The National Council will deliberate the Mines and Minerals Bill of Bhutan 2020 which is expected to harmonise conflicting laws to resolve the legality issue over surface collection of riverbed materials and also address the loss of government revenue.

The National Assembly forwarded it during the winter session of Parliament in January this year.

Three Acts, the Mines and Minerals Management Act of the Kingdom of Bhutan 1995 (MMMA), Forest and Nature Conservation Act of Bhutan 1995 (FNCA), and Water Act of Bhutan 2011 have conflicting provisions over surface collection.

MMMA and FNCA provided the respective departments authority over surface collection, putting Department of Geology and Mines (DGM) and Department of Forest and Park Services (DoFPS) at loggerheads.

With the two Acts enacted on the same day—September 1, 1995—neither Acts could repeal each other and the two agencies issue permit and monitor the collection.

“But once Parliament passes the Bill, the Act will repeal section 3G (iv) of the FNCA 1995 on boulders, stone, sand, gravel and rocks and also section 26 (b) of the Water Act of Bhutan 2011,” said DGM’s deputy executive engineer, Karma Chophel.

With the Royal Audit Authority pointing out that DoFPS issuing permit for surface collection and dredging of riverbed materials directly since January 2017 resulted in huge revenue loss to the government, as the royalty fees differ between the two implementing agencies. The Bill is also expected to make the royalty uniform.

It was learnt that although the government revised export fee, which is now based on the number of truck wheels on permits issued by DoFPS, it is still less than two percent of the value per tonne on permits issued by DGM.

The bill would repeal section 51.D of the Local Government Act, as it takes about three to six years to obtain clearance.    

Karma Chophel said that with many people now questioning their stake since minerals belong to the state, the policies, through the Bill and Mineral Development Policy 2017, would ensure equity share through broad-based ownership so that the benefit trickles down to every individual.
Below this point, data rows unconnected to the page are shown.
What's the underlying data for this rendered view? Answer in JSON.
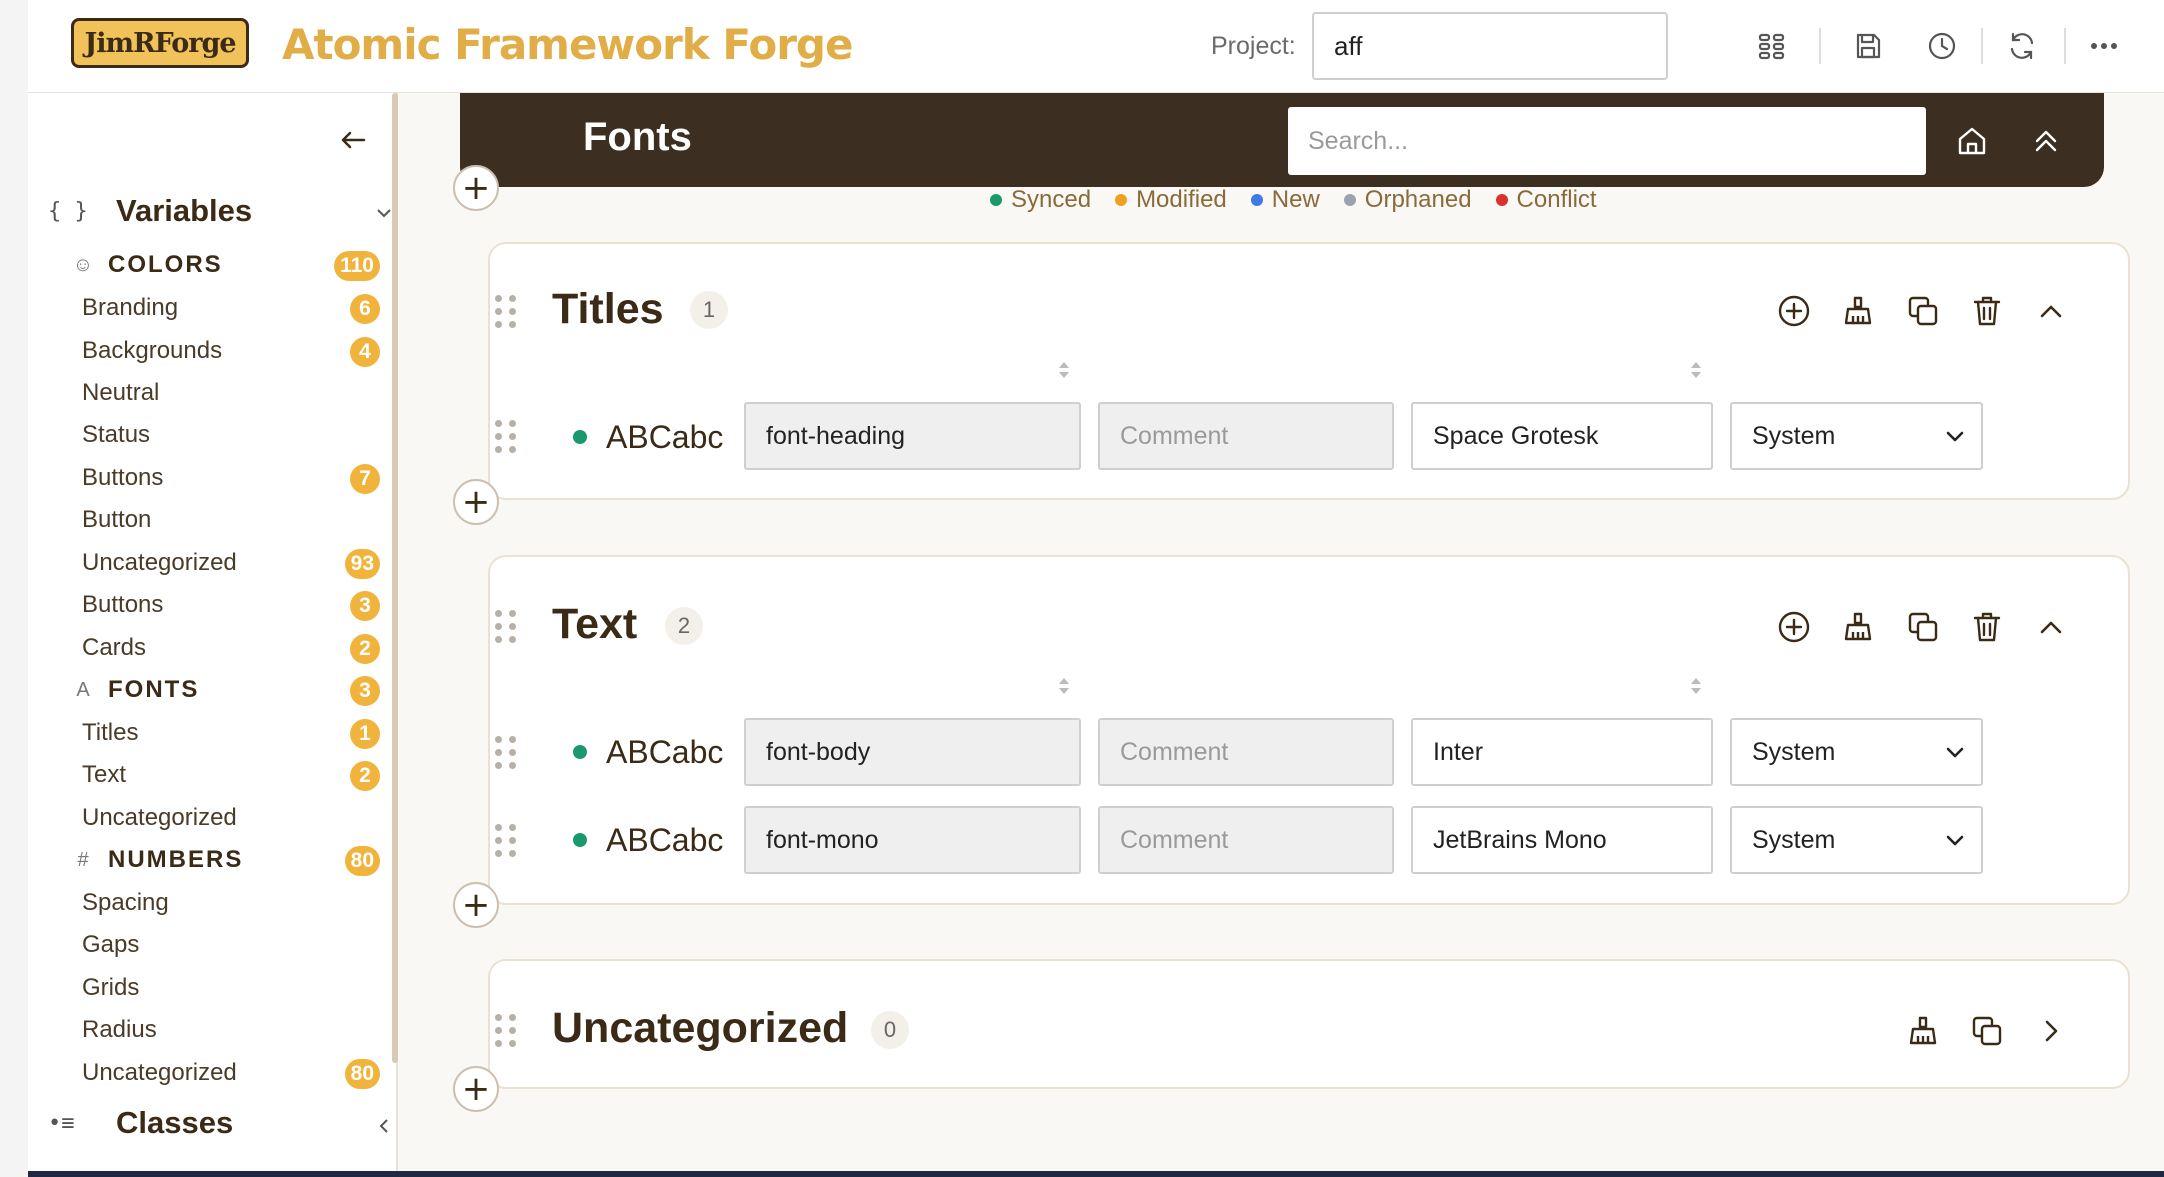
{
  "header": {
    "logo_text": "JimRForge",
    "app_title": "Atomic Framework Forge",
    "project_label": "Project:",
    "project_value": "aff",
    "icons": [
      "grid-icon",
      "save-icon",
      "history-icon",
      "sync-icon",
      "more-icon"
    ]
  },
  "sidebar": {
    "variables_title": "Variables",
    "classes_title": "Classes",
    "categories": [
      {
        "icon": "palette-icon",
        "glyph": "☺",
        "label": "COLORS",
        "count": "110",
        "items": [
          {
            "label": "Branding",
            "count": "6"
          },
          {
            "label": "Backgrounds",
            "count": "4"
          },
          {
            "label": "Neutral",
            "count": ""
          },
          {
            "label": "Status",
            "count": ""
          },
          {
            "label": "Buttons",
            "count": "7"
          },
          {
            "label": "Button",
            "count": ""
          },
          {
            "label": "Uncategorized",
            "count": "93"
          },
          {
            "label": "Buttons",
            "count": "3"
          },
          {
            "label": "Cards",
            "count": "2"
          }
        ]
      },
      {
        "icon": "font-icon",
        "glyph": "A",
        "label": "FONTS",
        "count": "3",
        "items": [
          {
            "label": "Titles",
            "count": "1"
          },
          {
            "label": "Text",
            "count": "2"
          },
          {
            "label": "Uncategorized",
            "count": ""
          }
        ]
      },
      {
        "icon": "hash-icon",
        "glyph": "#",
        "label": "NUMBERS",
        "count": "80",
        "items": [
          {
            "label": "Spacing",
            "count": ""
          },
          {
            "label": "Gaps",
            "count": ""
          },
          {
            "label": "Grids",
            "count": ""
          },
          {
            "label": "Radius",
            "count": ""
          },
          {
            "label": "Uncategorized",
            "count": "80"
          }
        ]
      }
    ]
  },
  "main": {
    "title": "Fonts",
    "search_placeholder": "Search...",
    "legend": [
      {
        "label": "Synced",
        "color": "#1a9a6c"
      },
      {
        "label": "Modified",
        "color": "#f0a020"
      },
      {
        "label": "New",
        "color": "#3d7be8"
      },
      {
        "label": "Orphaned",
        "color": "#9aa3ad"
      },
      {
        "label": "Conflict",
        "color": "#d93030"
      }
    ],
    "groups": [
      {
        "title": "Titles",
        "count": "1",
        "rows": [
          {
            "preview": "ABCabc",
            "name": "font-heading",
            "comment_placeholder": "Comment",
            "value": "Space Grotesk",
            "type": "System"
          }
        ]
      },
      {
        "title": "Text",
        "count": "2",
        "rows": [
          {
            "preview": "ABCabc",
            "name": "font-body",
            "comment_placeholder": "Comment",
            "value": "Inter",
            "type": "System"
          },
          {
            "preview": "ABCabc",
            "name": "font-mono",
            "comment_placeholder": "Comment",
            "value": "JetBrains Mono",
            "type": "System"
          }
        ]
      },
      {
        "title": "Uncategorized",
        "count": "0",
        "rows": []
      }
    ]
  }
}
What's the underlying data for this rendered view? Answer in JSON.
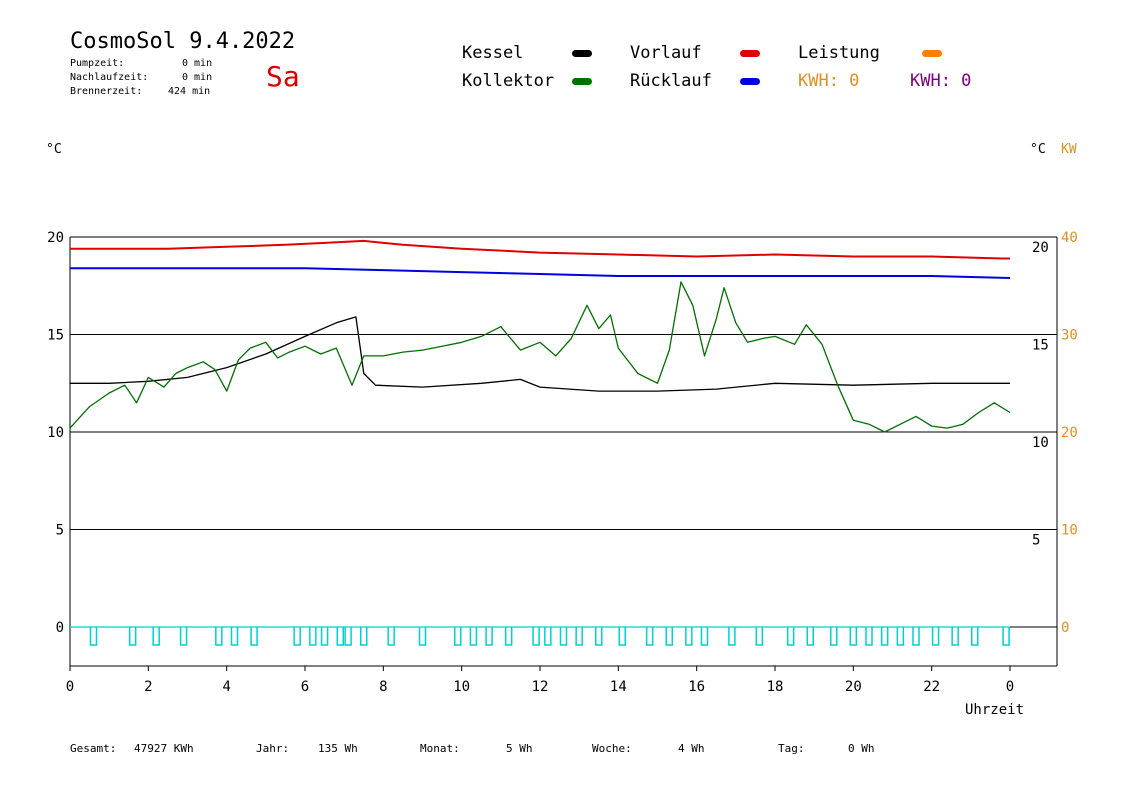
{
  "header": {
    "title": "CosmoSol 9.4.2022",
    "day": "Sa",
    "pumpzeit_label": "Pumpzeit:",
    "pumpzeit_value": "0 min",
    "nachlauf_label": "Nachlaufzeit:",
    "nachlauf_value": "0 min",
    "brenner_label": "Brennerzeit:",
    "brenner_value": "424 min"
  },
  "legend": {
    "kessel": "Kessel",
    "kollektor": "Kollektor",
    "vorlauf": "Vorlauf",
    "ruecklauf": "Rücklauf",
    "leistung": "Leistung",
    "kwh1": "KWH: 0",
    "kwh2": "KWH: 0"
  },
  "footer": {
    "gesamt_label": "Gesamt:",
    "gesamt_value": "47927 KWh",
    "jahr_label": "Jahr:",
    "jahr_value": "135 Wh",
    "monat_label": "Monat:",
    "monat_value": "5 Wh",
    "woche_label": "Woche:",
    "woche_value": "4 Wh",
    "tag_label": "Tag:",
    "tag_value": "0 Wh"
  },
  "colors": {
    "kessel": "#000000",
    "kollektor": "#007000",
    "vorlauf": "#e00000",
    "ruecklauf": "#0000e0",
    "leistung": "#ff8000",
    "kwh2": "#800080",
    "pump": "#00d0d0",
    "orange_axis": "#e09020"
  },
  "chart_data": {
    "type": "line",
    "xlabel": "Uhrzeit",
    "y_left_unit": "°C",
    "y_right_unit": "°C",
    "y_right2_unit": "KW",
    "xlim": [
      0,
      24
    ],
    "ylim_left": [
      -2,
      21
    ],
    "x_ticks": [
      0,
      2,
      4,
      6,
      8,
      10,
      12,
      14,
      16,
      18,
      20,
      22,
      24
    ],
    "x_tick_labels": [
      "0",
      "2",
      "4",
      "6",
      "8",
      "10",
      "12",
      "14",
      "16",
      "18",
      "20",
      "22",
      "0"
    ],
    "y_left_ticks": [
      0,
      5,
      10,
      15,
      20
    ],
    "y_right_ticks": [
      5,
      10,
      15,
      20
    ],
    "y_right_tick_values": [
      4.5,
      9.5,
      14.5,
      19.5
    ],
    "y_right2_ticks": [
      0,
      10,
      20,
      30,
      40
    ],
    "series": [
      {
        "name": "Vorlauf",
        "color_key": "vorlauf",
        "points": [
          [
            0,
            19.4
          ],
          [
            1,
            19.4
          ],
          [
            2.5,
            19.4
          ],
          [
            4,
            19.5
          ],
          [
            5.5,
            19.6
          ],
          [
            6.5,
            19.7
          ],
          [
            7.5,
            19.8
          ],
          [
            8.5,
            19.6
          ],
          [
            10,
            19.4
          ],
          [
            12,
            19.2
          ],
          [
            14,
            19.1
          ],
          [
            16,
            19.0
          ],
          [
            18,
            19.1
          ],
          [
            20,
            19.0
          ],
          [
            22,
            19.0
          ],
          [
            23.8,
            18.9
          ],
          [
            24,
            18.9
          ]
        ]
      },
      {
        "name": "Rücklauf",
        "color_key": "ruecklauf",
        "points": [
          [
            0,
            18.4
          ],
          [
            3,
            18.4
          ],
          [
            6,
            18.4
          ],
          [
            8,
            18.3
          ],
          [
            10,
            18.2
          ],
          [
            12,
            18.1
          ],
          [
            14,
            18.0
          ],
          [
            16,
            18.0
          ],
          [
            18,
            18.0
          ],
          [
            20,
            18.0
          ],
          [
            22,
            18.0
          ],
          [
            24,
            17.9
          ]
        ]
      },
      {
        "name": "Kessel",
        "color_key": "kessel",
        "points": [
          [
            0,
            12.5
          ],
          [
            1,
            12.5
          ],
          [
            2,
            12.6
          ],
          [
            3,
            12.8
          ],
          [
            4,
            13.3
          ],
          [
            5,
            14.0
          ],
          [
            6,
            14.9
          ],
          [
            6.8,
            15.6
          ],
          [
            7.3,
            15.9
          ],
          [
            7.5,
            13.0
          ],
          [
            7.8,
            12.4
          ],
          [
            9,
            12.3
          ],
          [
            10.5,
            12.5
          ],
          [
            11.5,
            12.7
          ],
          [
            12,
            12.3
          ],
          [
            13.5,
            12.1
          ],
          [
            15,
            12.1
          ],
          [
            16.5,
            12.2
          ],
          [
            18,
            12.5
          ],
          [
            20,
            12.4
          ],
          [
            22,
            12.5
          ],
          [
            24,
            12.5
          ]
        ]
      },
      {
        "name": "Kollektor",
        "color_key": "kollektor",
        "points": [
          [
            0,
            10.2
          ],
          [
            0.5,
            11.3
          ],
          [
            1,
            12.0
          ],
          [
            1.4,
            12.4
          ],
          [
            1.7,
            11.5
          ],
          [
            2,
            12.8
          ],
          [
            2.4,
            12.3
          ],
          [
            2.7,
            13.0
          ],
          [
            3,
            13.3
          ],
          [
            3.4,
            13.6
          ],
          [
            3.7,
            13.2
          ],
          [
            4,
            12.1
          ],
          [
            4.3,
            13.7
          ],
          [
            4.6,
            14.3
          ],
          [
            5,
            14.6
          ],
          [
            5.3,
            13.8
          ],
          [
            5.6,
            14.1
          ],
          [
            6,
            14.4
          ],
          [
            6.4,
            14.0
          ],
          [
            6.8,
            14.3
          ],
          [
            7.2,
            12.4
          ],
          [
            7.5,
            13.9
          ],
          [
            8,
            13.9
          ],
          [
            8.5,
            14.1
          ],
          [
            9,
            14.2
          ],
          [
            9.5,
            14.4
          ],
          [
            10,
            14.6
          ],
          [
            10.5,
            14.9
          ],
          [
            11,
            15.4
          ],
          [
            11.5,
            14.2
          ],
          [
            12,
            14.6
          ],
          [
            12.4,
            13.9
          ],
          [
            12.8,
            14.8
          ],
          [
            13.2,
            16.5
          ],
          [
            13.5,
            15.3
          ],
          [
            13.8,
            16.0
          ],
          [
            14,
            14.3
          ],
          [
            14.5,
            13.0
          ],
          [
            15,
            12.5
          ],
          [
            15.3,
            14.2
          ],
          [
            15.6,
            17.7
          ],
          [
            15.9,
            16.5
          ],
          [
            16.2,
            13.9
          ],
          [
            16.5,
            15.8
          ],
          [
            16.7,
            17.4
          ],
          [
            17,
            15.6
          ],
          [
            17.3,
            14.6
          ],
          [
            17.7,
            14.8
          ],
          [
            18,
            14.9
          ],
          [
            18.5,
            14.5
          ],
          [
            18.8,
            15.5
          ],
          [
            19.2,
            14.5
          ],
          [
            19.6,
            12.4
          ],
          [
            20,
            10.6
          ],
          [
            20.4,
            10.4
          ],
          [
            20.8,
            10.0
          ],
          [
            21.2,
            10.4
          ],
          [
            21.6,
            10.8
          ],
          [
            22,
            10.3
          ],
          [
            22.4,
            10.2
          ],
          [
            22.8,
            10.4
          ],
          [
            23.2,
            11.0
          ],
          [
            23.6,
            11.5
          ],
          [
            24,
            11.0
          ]
        ]
      },
      {
        "name": "Pumpe",
        "color_key": "pump",
        "points": [
          [
            0,
            0
          ],
          [
            24,
            0
          ]
        ]
      }
    ],
    "pump_pulses": [
      0.6,
      1.6,
      2.2,
      2.9,
      3.8,
      4.2,
      4.7,
      5.8,
      6.2,
      6.5,
      6.9,
      7.1,
      7.5,
      8.2,
      9.0,
      9.9,
      10.3,
      10.7,
      11.2,
      11.9,
      12.2,
      12.6,
      13.0,
      13.5,
      14.1,
      14.8,
      15.3,
      15.8,
      16.2,
      16.9,
      17.6,
      18.4,
      18.9,
      19.5,
      20.0,
      20.4,
      20.8,
      21.2,
      21.6,
      22.1,
      22.6,
      23.1,
      23.9
    ],
    "grid": true,
    "legend_position": "top"
  }
}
“The bill will also ensure a clear delineation of policy and regulatory functions to enable independence and autonomy of functions as prescribed by the policy,” the deputy executive engineer said. “It will also avoid conflict of interest between promotional and regulatory roles.”

An independent mining regulatory authority (MRA), established through the Bill, would be responsible only for regulating the compliances of the mines and collecting royalty, mineral rent, surface rent, fees and other applicable charges. “MRA will not have any role in policy and licencing.”

Once enacted, the Bill would also maximise the benefits of mining to the communities through community development agreement and community development fund based on how much minerals are dispatched, irrespective of profit or loss.

Section 146 of the Bill states: “The Authority shall formulate a Community Development Agreement for leased mine prescribing the Benefit Sharing Scheme for the communities.” Section 147 states: “The Authority shall create and manage Community Development Fund maintained in a saving account with a financial institution for the lessee to deposit fund to finance activities under the Community Development Agreement.”

Karma Chophel said while there would be no free cash distribution, the community development fund could be used for economic development of the community and other sustainable projects.

Meanwhile, NC will have two versions of the Bill to deliberate, one drafted by DGM and the other deliberated and amended by NA. The bill might be deliberated in joint sitting if NC refuses to agree with NA’s proposal.